Der Mann der Straße betritt ein Haus, betritt eine Wohnung, setzt sich an den Schreibtisch und macht sich Notizen. Indem ich mir Notizen mache über das, was mir in meinem Leben zugestoßen ist, verwandelt sich der Mann der Straße in einen Mann der Schrift.

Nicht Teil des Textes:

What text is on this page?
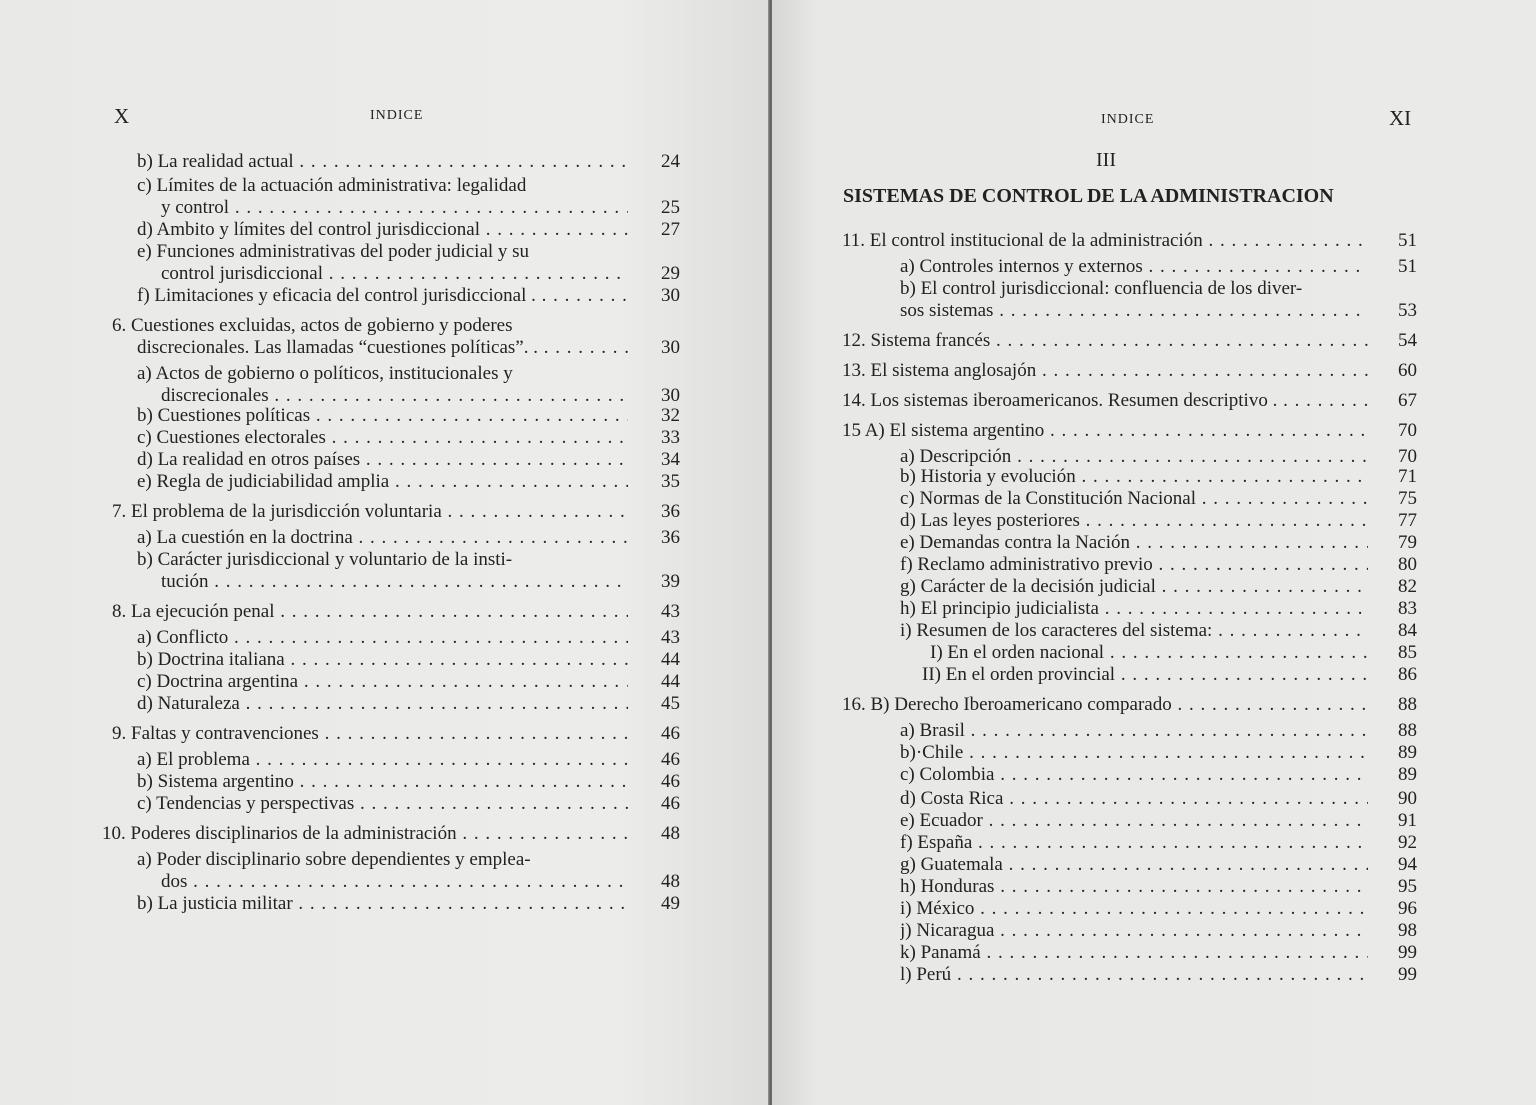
X	INDICE
b) La realidad actual . . .	24
c) Límites de la actuación administrativa: legalidad
y control . . .	25
d) Ambito y límites del control jurisdiccional . . .	27
e) Funciones administrativas del poder judicial y su
control jurisdiccional . . .	29
f) Limitaciones y eficacia del control jurisdiccional . . . .	30
6. Cuestiones excluidas, actos de gobierno y poderes
discrecionales. Las llamadas “cuestiones políticas”. . . . .	30
a) Actos de gobierno o políticos, institucionales y
discrecionales . . .	30
b) Cuestiones políticas . . .	32
c) Cuestiones electorales . . .	33
d) La realidad en otros países . . .	34
e) Regla de judiciabilidad amplia . . .	35
7. El problema de la jurisdicción voluntaria . . .	36
a) La cuestión en la doctrina . . .	36
b) Carácter jurisdiccional y voluntario de la insti-
tución . . .	39
8. La ejecución penal . . .	43
a) Conflicto . . .	43
b) Doctrina italiana . . .	44
c) Doctrina argentina . . .	44
d) Naturaleza . . .	45
9. Faltas y contravenciones . . .	46
a) El problema . . .	46
b) Sistema argentino . . .	46
c) Tendencias y perspectivas . . .	46
10. Poderes disciplinarios de la administración . . .	48
a) Poder disciplinario sobre dependientes y emplea-
dos . . .	48
b) La justicia militar . . .	49
INDICE	XI
III
SISTEMAS DE CONTROL DE LA ADMINISTRACION
11. El control institucional de la administración . . .	51
a) Controles internos y externos . . .	51
b) El control jurisdiccional: confluencia de los diver-
sos sistemas . . .	53
12. Sistema francés . . .	54
13. El sistema anglosajón . . .	60
14. Los sistemas iberoamericanos. Resumen descriptivo . . . .	67
15 A) El sistema argentino . . .	70
a) Descripción . . .	70
b) Historia y evolución . . .	71
c) Normas de la Constitución Nacional . . .	75
d) Las leyes posteriores . . .	77
e) Demandas contra la Nación . . .	79
f) Reclamo administrativo previo . . .	80
g) Carácter de la decisión judicial . . .	82
h) El principio judicialista . . .	83
i) Resumen de los caracteres del sistema: . . .	84
I) En el orden nacional . . .	85
II) En el orden provincial . . .	86
16. B) Derecho Iberoamericano comparado . . .	88
a) Brasil . . .	88
b)·Chile . . .	89
c) Colombia . . .	89
d) Costa Rica . . .	90
e) Ecuador . . .	91
f) España . . .	92
g) Guatemala . . .	94
h) Honduras . . .	95
i) México . . .	96
j) Nicaragua . . .	98
k) Panamá . . .	99
l) Perú . . .	99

Es fehlt nicht viel, dann sind es drei Jahrzehnte, seit es angefangen hat. Ich war vierundzwanzig Jahre alt, strebte keine Anstellung an, weil ich Schriftsteller werden wollte, und lebte in Wien in einem Haus, das dem Aussehen nach kurz vor dem Abriss stand. In diesem heruntergekommenen Haus bewohnte ich eine heruntergekommene Wohnung, dreißig Quadratmeter, bestehend aus einer engen Küche und einem an die Küche anschließenden Zimmer. Dieses Zimmer hatte die Aufgaben von Wohn-, Arbeits-, Ess- und Schlafraum zu erfüllen. Das Klo auf dem Gang teilte ich mit den Nachbarn.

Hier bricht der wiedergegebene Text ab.